Un día se jugó un partido de fútbol sala de profesores contra alumnos. Nuestro tutor no era diestro con el balón en los pies, pero se le veía asfixiado al pobre. Un alumno le dio una patada en un lance del juego y era tal el cariño que suscitaba que el alumno fue abucheado por nosotros, sus compañeros.En clase nos burlamos cariñosamente de su escasa habilidad balompédica:
—Sé que juego mal, por eso me esfuerzo mucho en correr a atacar y defender, para suplir con entrega mi impericia.
Un día no pudo atendernos para una reunión de la revista y nos invitó a ir a su casa el sábado por la mañana. Los tres alumnos que llevábamos el peso principal de la publicación fuimos allí y nos sorprendió comprobar que vivía muy humildemente con su mujer y un montón de hijos y que trabajaba en un pequeño rinconcito sobre una mesita redonda (me recordó un poco a Antonio Gamboa).
Un par de años después obtuvo otro destino y se marchó, pero dejó su huella.
A mediados de los noventa coincidimos cuatro amigos que habíamos sido alumnos de don Manuel y nos enteramos de que estaba de director en un instituto en Coín y decidimos ir a visitarlo.
—¿Pero cómo vamos a encontrarlo en un fin de semana? —objetó una de las compañeras.
—¡Seguro que lo conocen!
Efectivamente: nada más llegar al pueblo, al primero que le preguntamos por el director del instituto nos indicó dónde vivía. Qué ilusión nos hizo volver a verlo, estaba igual de afable y sonriente, se notaba que se alegraba sinceramente de vernos.
No lo entretuvimos mucho porque es un hombre muy ocupado, pero pasamos algo más de una hora agradable poniéndonos al día.
Me trasladé por trabajo muy lejos de allí y no volví a saber de él hasta que en 2003 —inesperadamente— lo reconocí en las noticias en la televisión.

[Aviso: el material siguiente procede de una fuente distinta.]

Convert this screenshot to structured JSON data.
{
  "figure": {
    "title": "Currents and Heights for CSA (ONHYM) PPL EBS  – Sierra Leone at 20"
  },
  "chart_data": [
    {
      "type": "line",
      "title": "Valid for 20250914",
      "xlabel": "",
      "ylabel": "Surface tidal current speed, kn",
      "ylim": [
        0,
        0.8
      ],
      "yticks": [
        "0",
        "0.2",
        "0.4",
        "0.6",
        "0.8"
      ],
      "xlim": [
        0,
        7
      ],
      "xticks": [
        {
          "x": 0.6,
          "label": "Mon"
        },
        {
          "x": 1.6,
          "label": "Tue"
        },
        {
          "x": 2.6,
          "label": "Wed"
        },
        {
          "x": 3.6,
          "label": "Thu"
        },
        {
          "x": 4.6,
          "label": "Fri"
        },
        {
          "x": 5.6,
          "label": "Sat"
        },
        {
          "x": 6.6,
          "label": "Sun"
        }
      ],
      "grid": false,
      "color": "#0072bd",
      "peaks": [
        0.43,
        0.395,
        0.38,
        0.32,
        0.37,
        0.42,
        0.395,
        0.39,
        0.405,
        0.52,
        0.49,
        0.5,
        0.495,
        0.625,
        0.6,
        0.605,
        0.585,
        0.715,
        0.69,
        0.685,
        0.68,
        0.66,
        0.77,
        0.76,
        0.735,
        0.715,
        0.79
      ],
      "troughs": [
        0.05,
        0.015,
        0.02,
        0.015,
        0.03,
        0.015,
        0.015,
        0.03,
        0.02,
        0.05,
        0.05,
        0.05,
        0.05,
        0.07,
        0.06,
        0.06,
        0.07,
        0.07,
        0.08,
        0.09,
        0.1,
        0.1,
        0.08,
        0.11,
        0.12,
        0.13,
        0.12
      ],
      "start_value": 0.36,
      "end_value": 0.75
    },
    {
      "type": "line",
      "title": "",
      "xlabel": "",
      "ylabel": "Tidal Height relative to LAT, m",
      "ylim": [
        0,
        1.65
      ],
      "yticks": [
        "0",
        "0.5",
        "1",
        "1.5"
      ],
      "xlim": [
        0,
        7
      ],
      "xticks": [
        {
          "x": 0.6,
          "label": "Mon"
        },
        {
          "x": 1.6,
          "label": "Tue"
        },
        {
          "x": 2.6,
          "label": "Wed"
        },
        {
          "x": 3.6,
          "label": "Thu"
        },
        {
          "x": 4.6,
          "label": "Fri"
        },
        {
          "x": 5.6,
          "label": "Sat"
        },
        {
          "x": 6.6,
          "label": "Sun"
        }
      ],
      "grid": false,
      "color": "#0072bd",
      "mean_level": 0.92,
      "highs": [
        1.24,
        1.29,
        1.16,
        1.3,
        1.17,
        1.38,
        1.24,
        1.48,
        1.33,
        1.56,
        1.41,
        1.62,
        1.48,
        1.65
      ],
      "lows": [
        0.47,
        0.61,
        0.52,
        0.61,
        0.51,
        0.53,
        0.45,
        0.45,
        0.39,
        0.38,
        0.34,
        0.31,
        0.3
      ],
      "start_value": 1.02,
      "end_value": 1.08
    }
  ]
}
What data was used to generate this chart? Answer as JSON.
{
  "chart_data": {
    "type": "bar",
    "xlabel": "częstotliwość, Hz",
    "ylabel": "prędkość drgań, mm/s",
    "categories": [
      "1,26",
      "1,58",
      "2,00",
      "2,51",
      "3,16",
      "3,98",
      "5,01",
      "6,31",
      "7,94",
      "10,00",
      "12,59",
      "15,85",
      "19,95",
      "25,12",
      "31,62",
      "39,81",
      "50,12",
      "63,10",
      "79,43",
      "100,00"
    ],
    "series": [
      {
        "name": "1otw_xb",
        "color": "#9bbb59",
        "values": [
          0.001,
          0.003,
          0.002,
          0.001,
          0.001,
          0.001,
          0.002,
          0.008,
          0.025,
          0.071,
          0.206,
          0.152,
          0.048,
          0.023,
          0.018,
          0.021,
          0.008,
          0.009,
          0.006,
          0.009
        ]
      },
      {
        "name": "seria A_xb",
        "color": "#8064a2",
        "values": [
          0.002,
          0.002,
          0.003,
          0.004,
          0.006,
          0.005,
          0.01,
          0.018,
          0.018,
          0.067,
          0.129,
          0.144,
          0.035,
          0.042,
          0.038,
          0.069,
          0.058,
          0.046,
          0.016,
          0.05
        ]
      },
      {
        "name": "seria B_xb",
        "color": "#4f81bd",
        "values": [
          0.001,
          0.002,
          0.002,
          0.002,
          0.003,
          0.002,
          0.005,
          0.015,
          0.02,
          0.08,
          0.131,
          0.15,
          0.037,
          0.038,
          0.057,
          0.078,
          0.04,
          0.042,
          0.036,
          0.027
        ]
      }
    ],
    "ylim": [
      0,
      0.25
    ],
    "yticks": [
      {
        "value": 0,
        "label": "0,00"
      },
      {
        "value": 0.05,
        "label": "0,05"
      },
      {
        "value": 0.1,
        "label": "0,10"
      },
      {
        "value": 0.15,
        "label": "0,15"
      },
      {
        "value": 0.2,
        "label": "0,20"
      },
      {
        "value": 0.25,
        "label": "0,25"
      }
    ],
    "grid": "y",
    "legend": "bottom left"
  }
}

Fue un suceso que entonces impactó a España: el asesinato de la joven Sonia Carabantes, que estudiaba en el instituto que dirigía don Manuel.
Aquel terrible crimen había dejado trastornados a sus compañeros de instituto… se puede uno imaginar la magnitud del alcance emocional para los chavales, pero supe que don Manuel era la persona más apropiada para gestionar un hecho tan brutal y desconcertante.